Ulrike Lunacek (Grüne) hat am Freitag ihren Rücktritt bekannt gegeben. In einer für 10.00 Uhr anberaumten Erklärung hatte sie persönliche Gründe ins Treffen gebracht. Im Veranstaltungssaal der Sektion für Kunst und Kultur am Concordiaplatz nannte Kulturstaatssekretärin Lunacek auch die Gründe für ihr Ausscheiden aus der Regierung von ÖVP und Grünen. Sie habe im Laufe der Woche gemerkt, dass die Unzufriedenheit und Enttäuschung im Kulturbereich trotz ihrer Bemühungen "nicht geringer wurde" und sie "keine positive Wirkung mehr erzielen konnte", sagte sie am Freitagvormittag in einer persönlichen Erklärung.

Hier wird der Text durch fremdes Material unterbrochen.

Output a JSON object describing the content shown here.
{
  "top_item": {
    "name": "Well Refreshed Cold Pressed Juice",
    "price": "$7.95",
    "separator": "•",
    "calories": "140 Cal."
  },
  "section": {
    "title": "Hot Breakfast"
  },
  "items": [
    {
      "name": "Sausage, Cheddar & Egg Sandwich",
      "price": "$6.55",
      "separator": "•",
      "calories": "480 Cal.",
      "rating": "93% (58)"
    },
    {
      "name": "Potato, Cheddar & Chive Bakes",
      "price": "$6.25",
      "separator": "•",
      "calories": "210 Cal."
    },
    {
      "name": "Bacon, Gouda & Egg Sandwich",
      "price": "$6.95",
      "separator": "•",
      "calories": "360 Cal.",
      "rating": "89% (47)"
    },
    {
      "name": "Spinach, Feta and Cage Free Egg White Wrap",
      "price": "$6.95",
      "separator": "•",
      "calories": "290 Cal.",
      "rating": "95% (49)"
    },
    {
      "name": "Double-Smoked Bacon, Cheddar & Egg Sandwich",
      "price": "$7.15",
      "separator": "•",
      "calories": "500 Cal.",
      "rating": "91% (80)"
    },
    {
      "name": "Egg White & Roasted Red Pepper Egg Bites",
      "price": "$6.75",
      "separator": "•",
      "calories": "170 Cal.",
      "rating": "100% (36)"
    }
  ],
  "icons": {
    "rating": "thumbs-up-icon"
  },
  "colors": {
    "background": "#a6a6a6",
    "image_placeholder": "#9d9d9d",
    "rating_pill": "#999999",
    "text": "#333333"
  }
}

Ulrike Lunacek zurückgetreten

"Ich mache Platz für jemanden anderen", sagte Lunacek. Wer das sein wird, könnte bereits zu Mittag von Kulturminister und Vizekanzler Werner Kogler (Grüne) bekanntgegeben werden. Es wird wieder eine Frau. Lunacek erinnerte bei ihrem Pressestatement ohne Parteifreund Kogler eingangs an die vielen Pläne, die vor Corona im Regierungsprogramm festgelegt waren, und las jene Überschriften vom Blatt, die schon bisher nicht reichten, um das Amt erfolgreich auszuüben. Die Corona-Krise machte all dem einen Strich unter die Rechnung:  "In der Krisensituation ist mir das, wofür ich mich mit aller Kraft einsetzen wollte, nicht im nötigen Ausmaß gelungen", gab Lunacek zu.

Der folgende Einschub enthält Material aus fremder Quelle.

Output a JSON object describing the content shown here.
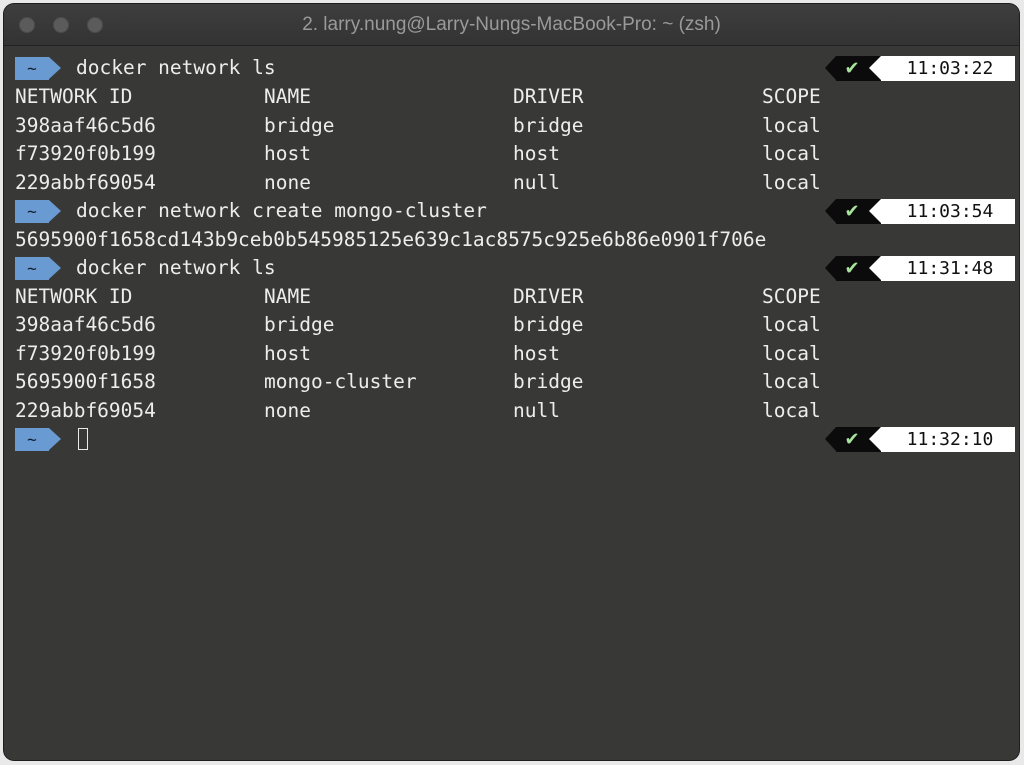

Sie habe im Laufe der Woche gemerkt, dass die Unzufriedenheit und Enttäuschung im Kulturbereich trotz ihrer Bemühungen "nicht geringer wurde" und sie "keine positive Wirkung mehr erzielen konnte", sagte sie in einer persönlichen Erklärung. "Ich mache Platz für jemanden anderen." Wann und mit wem das Kulturstaatssekretariat nachbesetzt wird, ist noch unklar. Klar ist hingegen, dass wieder eine Frau zum Zug kommen wird und das nicht nur weil die scheidende Amtsinhaberin Ulrike Lunacek von einer Staatssekretärin als Nachfolgerin gesprochen hat. Denn bei den Grünen ist zumindest Geschlechter-Parität vorgeschrieben.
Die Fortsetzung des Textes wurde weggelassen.